CNN this week reported that an RFK Jr. campaign official, Rita Palma, told a meeting of Republicans in New York that ensuring Kennedy is on the state's ballot would open the door to Trump winning there and help them “get rid of Biden,” which she described as her “number one priority.” “If it’s Trump vs. Biden, Biden wins,” she told the crowd. “With Bobby in the mix, anything can happen.”

“We’re all on the same team right now,” she added, “and we’ll be on the same team later, as long as Trump or Kennedy wins.”

And, as CNN pointed out Tuesday, it gets worse: Palma had previously attended the “Stop the Steal” rally on January 6, 2021—the day an armed MAGA mob stormed the Capitol—and repeatedly praised Trump as her “favorite president” over social media, suggested he should serve more than two terms, and expressed support for his baseless “rigged election” claims. “Jan 6 was not a riot,” Palma tweeted the day after the insurrection. “A small group of people were trouble. It was 99.9 peaceful.
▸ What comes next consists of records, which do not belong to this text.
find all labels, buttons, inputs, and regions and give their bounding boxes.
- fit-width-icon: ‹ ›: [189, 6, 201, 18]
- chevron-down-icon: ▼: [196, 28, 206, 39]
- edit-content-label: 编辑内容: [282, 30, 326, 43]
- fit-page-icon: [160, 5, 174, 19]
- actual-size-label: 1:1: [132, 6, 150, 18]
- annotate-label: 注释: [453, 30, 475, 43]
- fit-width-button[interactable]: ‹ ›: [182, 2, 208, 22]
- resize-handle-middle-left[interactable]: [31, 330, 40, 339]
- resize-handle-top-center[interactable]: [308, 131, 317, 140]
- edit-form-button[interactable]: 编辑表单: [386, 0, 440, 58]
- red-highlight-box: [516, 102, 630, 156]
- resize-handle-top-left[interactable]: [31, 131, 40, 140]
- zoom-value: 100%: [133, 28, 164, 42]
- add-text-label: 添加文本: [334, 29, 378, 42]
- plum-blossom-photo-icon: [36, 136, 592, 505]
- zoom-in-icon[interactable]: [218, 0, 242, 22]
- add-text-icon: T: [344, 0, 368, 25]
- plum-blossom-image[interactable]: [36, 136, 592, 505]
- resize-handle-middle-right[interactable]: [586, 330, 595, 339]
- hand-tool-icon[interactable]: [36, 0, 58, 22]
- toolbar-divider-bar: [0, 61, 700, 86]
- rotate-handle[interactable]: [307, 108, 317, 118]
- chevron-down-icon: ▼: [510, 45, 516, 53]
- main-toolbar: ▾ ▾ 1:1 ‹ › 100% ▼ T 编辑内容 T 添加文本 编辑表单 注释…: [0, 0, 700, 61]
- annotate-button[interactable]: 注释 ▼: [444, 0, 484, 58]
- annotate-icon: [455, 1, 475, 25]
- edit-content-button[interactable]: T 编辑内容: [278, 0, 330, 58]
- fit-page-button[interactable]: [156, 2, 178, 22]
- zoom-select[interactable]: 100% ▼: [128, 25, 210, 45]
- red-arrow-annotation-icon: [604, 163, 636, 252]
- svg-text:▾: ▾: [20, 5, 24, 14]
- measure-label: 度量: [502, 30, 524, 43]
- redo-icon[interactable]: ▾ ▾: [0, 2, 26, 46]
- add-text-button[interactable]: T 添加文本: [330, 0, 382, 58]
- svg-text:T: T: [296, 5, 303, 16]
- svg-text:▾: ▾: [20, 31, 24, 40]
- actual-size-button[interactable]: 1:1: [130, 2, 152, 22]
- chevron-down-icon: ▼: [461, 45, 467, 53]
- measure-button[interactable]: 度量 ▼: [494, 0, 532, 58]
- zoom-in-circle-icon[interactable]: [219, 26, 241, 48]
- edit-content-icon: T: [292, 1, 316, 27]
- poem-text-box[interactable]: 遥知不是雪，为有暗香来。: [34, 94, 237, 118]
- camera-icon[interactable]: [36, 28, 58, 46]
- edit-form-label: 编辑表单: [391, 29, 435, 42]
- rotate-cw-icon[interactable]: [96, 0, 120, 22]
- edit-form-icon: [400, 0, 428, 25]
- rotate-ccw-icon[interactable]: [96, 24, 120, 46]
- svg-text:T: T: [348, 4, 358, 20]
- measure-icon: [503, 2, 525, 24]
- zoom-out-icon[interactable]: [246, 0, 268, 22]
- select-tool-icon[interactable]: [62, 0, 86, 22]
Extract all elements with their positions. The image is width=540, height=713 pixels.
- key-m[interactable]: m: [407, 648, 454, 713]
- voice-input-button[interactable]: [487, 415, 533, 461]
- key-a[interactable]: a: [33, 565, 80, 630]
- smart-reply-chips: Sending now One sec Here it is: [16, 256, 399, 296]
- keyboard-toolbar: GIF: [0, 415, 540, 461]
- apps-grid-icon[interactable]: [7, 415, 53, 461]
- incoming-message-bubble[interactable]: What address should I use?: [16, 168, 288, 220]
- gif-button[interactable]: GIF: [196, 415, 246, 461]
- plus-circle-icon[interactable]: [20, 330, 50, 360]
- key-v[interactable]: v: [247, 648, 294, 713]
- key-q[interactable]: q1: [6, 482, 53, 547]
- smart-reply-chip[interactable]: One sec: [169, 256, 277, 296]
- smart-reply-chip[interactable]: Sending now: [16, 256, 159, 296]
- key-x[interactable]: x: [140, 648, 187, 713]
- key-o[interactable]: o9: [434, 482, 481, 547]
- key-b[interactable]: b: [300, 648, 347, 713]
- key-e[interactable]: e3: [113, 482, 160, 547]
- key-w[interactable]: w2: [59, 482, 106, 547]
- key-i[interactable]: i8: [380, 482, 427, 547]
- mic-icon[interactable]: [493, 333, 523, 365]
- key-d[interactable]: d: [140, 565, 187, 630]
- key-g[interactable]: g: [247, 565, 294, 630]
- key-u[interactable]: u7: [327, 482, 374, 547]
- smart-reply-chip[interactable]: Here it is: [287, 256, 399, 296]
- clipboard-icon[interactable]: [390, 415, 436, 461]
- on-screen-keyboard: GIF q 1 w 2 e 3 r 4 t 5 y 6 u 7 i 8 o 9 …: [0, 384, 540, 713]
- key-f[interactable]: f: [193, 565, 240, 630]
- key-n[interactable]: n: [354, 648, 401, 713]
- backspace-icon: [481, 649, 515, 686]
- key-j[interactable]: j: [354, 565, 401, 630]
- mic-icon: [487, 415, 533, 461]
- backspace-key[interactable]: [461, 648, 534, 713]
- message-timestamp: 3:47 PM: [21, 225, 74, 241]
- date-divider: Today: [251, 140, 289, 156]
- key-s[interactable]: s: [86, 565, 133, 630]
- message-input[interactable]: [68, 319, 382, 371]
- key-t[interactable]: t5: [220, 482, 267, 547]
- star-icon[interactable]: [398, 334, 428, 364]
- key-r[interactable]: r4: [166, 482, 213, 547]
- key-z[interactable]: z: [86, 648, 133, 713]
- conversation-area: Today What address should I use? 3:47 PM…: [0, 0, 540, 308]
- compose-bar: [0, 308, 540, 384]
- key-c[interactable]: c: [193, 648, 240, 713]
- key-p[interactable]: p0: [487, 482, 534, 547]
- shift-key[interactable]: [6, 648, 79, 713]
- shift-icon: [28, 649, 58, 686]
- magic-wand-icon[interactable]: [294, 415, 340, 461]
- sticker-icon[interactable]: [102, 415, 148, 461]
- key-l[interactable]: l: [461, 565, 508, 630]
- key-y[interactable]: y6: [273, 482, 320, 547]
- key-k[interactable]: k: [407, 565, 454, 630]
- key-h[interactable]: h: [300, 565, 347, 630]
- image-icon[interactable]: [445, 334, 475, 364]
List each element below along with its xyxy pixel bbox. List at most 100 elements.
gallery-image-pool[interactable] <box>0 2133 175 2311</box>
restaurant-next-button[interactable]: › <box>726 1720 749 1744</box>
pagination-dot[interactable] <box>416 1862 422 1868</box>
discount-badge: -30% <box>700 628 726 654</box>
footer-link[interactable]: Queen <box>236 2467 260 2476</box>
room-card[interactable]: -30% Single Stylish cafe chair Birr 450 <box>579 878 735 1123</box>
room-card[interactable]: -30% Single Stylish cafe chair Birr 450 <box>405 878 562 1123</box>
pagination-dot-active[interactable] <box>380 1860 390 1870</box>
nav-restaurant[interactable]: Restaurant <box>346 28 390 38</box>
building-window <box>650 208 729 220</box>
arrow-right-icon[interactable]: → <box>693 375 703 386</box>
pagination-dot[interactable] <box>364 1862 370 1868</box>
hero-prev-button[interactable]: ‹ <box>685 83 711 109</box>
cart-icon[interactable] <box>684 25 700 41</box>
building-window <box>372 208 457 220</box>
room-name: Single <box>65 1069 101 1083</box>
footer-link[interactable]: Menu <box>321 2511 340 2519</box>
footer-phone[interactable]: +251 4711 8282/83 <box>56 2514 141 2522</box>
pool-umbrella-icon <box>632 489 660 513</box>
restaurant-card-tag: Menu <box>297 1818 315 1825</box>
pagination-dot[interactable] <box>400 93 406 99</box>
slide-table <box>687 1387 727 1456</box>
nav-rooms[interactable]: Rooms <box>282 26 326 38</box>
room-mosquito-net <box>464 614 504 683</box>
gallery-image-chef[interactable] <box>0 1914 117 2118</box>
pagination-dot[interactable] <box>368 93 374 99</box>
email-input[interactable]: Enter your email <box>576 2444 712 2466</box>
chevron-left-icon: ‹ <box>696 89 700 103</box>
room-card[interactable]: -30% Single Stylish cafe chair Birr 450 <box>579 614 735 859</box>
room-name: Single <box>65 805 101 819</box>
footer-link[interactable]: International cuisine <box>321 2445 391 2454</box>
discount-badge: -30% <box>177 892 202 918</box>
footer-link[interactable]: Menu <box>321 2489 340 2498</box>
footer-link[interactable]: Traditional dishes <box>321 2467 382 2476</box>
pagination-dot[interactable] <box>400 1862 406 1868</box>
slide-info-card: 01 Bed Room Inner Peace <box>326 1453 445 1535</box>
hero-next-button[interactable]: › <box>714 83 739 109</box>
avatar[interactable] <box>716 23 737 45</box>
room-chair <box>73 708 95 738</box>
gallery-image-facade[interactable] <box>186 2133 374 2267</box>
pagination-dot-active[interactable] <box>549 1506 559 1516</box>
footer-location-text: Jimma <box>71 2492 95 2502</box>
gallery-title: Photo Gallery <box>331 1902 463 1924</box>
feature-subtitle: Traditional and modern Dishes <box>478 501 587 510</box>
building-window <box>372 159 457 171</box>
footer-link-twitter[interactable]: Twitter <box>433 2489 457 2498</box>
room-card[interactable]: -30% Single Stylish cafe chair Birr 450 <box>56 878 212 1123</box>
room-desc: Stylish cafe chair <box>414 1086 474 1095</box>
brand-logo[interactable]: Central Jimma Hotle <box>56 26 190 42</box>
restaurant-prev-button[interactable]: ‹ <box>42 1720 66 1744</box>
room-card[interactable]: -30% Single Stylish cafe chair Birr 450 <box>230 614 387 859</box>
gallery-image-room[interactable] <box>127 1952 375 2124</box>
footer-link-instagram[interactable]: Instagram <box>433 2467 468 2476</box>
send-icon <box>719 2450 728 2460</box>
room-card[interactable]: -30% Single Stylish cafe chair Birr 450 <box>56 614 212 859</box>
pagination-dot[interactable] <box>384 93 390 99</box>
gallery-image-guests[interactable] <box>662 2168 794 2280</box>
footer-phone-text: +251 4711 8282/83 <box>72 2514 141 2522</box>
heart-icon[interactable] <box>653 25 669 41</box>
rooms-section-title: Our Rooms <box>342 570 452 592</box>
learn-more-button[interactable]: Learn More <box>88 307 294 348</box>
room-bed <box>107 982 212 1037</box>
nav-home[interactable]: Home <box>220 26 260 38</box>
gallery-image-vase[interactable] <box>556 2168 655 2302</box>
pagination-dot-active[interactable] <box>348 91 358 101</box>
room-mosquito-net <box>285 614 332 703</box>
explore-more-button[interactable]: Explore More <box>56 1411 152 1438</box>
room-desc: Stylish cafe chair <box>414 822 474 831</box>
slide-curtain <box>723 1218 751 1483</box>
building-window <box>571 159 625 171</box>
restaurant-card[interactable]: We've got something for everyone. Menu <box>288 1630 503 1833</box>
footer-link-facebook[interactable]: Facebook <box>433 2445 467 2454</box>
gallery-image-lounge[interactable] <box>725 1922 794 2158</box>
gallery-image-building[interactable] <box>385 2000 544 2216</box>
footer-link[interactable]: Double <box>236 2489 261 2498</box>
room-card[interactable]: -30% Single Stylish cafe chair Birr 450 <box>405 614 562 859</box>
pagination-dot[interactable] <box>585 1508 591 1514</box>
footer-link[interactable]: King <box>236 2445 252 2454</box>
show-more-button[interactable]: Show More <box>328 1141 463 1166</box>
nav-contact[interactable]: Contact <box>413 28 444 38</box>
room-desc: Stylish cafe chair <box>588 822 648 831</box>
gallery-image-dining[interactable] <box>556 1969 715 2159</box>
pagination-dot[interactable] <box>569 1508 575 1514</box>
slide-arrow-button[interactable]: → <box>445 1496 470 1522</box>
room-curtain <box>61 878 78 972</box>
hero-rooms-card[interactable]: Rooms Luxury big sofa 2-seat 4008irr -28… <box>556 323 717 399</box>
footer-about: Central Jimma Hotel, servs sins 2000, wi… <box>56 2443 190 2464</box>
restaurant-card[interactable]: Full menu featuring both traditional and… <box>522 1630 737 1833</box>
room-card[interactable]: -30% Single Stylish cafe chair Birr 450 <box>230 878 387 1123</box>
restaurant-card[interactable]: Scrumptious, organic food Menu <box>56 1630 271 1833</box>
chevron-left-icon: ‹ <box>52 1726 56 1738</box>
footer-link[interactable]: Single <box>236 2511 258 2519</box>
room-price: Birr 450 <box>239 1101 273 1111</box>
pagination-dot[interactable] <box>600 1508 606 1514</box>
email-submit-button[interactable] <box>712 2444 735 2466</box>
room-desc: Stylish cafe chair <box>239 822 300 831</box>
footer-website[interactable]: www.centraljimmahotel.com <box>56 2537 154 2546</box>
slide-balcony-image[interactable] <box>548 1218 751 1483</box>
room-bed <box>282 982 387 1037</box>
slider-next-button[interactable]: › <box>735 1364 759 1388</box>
I was there.”

The Kennedy campaign has downplayed her involvement, describing Palma as a mere “ballot access consultant responsible for scheduling volunteer shifts for our upcoming signature collection drive” in New York. “She is not involved in electoral strategy,” Kennedy spokesperson Stefanie Spear told CNN.

But Palma is not the only apparent Trump sympathizer in the orbit of the Kennedy campaign, which has enjoyed significant financial support from donors who contributed to the former president’s 2020 bid. For one, there's Timothy Mellon, the largest single donor to both RFK Jr.’s PAC and to Trump’s MAGA Inc. There’s also Del Bigtree—who was hired by the RFK Jr. campaign earlier this year, after he raised doubts about the integrity of voting machines during a January 6 rally—as well as the unnamed “marketing contractor” who in Kennedy fundraising mails last week described convicted insurrectionists as “J6 activists…stripped of their Constitutional liberties.”

Much like Palma, the campaign distanced from that contractor, claiming he'd been fired and that Kennedy believes that “anyone who violated the law on January 6 should be subject to appropriate criminal and/or civil penalties.” The only trouble is: In listening to the rhetoric of Kennedy himself, it's not completely clear what he believes. Amid last week's controversy over the email in question, RFK Jr. claimed that “reasonable people, including Trump opponents, tell me there is little evidence of a true insurrection” on that day rioters stormed the Capitol: “They observe that the protesters carried no weapons, had no plans or ability to seize the reins of government, and that Trump himself had urged them to protest ‘peacefully.’”

These so-called “reasonable people” in Kennedy’s ear are dead wrong, of course, and he followed it up a few hours later with another statement acknowledging that his “understanding that none of the January 6 rioters who invaded the Capitol were carrying firearms was incorrect.”

“This behavior is inexcusable,” he added.

And yet, Kennedy still seem to be excusing it, giving weight to the Trumpian implication that “prosecutorial discretion was abused for political ends” in cases against January 6 insurrectionists—while maintaining a degree of plausible deniability, as usual. “I would appoint a special counsel to look at that,” Kennedy told NewsNation’s Chris Cuomo on Monday. “My purpose, Chris, is not to exonerate those people, but rather just to restore peace.”

The big question here is whether Kennedy is knowingly playing into Trump narratives, or if he’s actually buying into some of this as a noted conspiracy theorist himself. “We’re all drinking from fire hoses,” he told Cuomo Monday, chalking up the January 6 “error” from last week as a legitimate mistake. But whether this is gullibility or bad faith, the effect in November could be the same: to create chaos in November that could ultimately help Trump, an aspiring authoritarian, reclaim the White House. “RFK Jr.’s campaign isn’t building a plan or a strategy to get 270 electoral votes,” Matt Corridoni, spokesperson for the Democratic National Committee, told CNN. “They’re building one to help Trump return to the Oval Office.”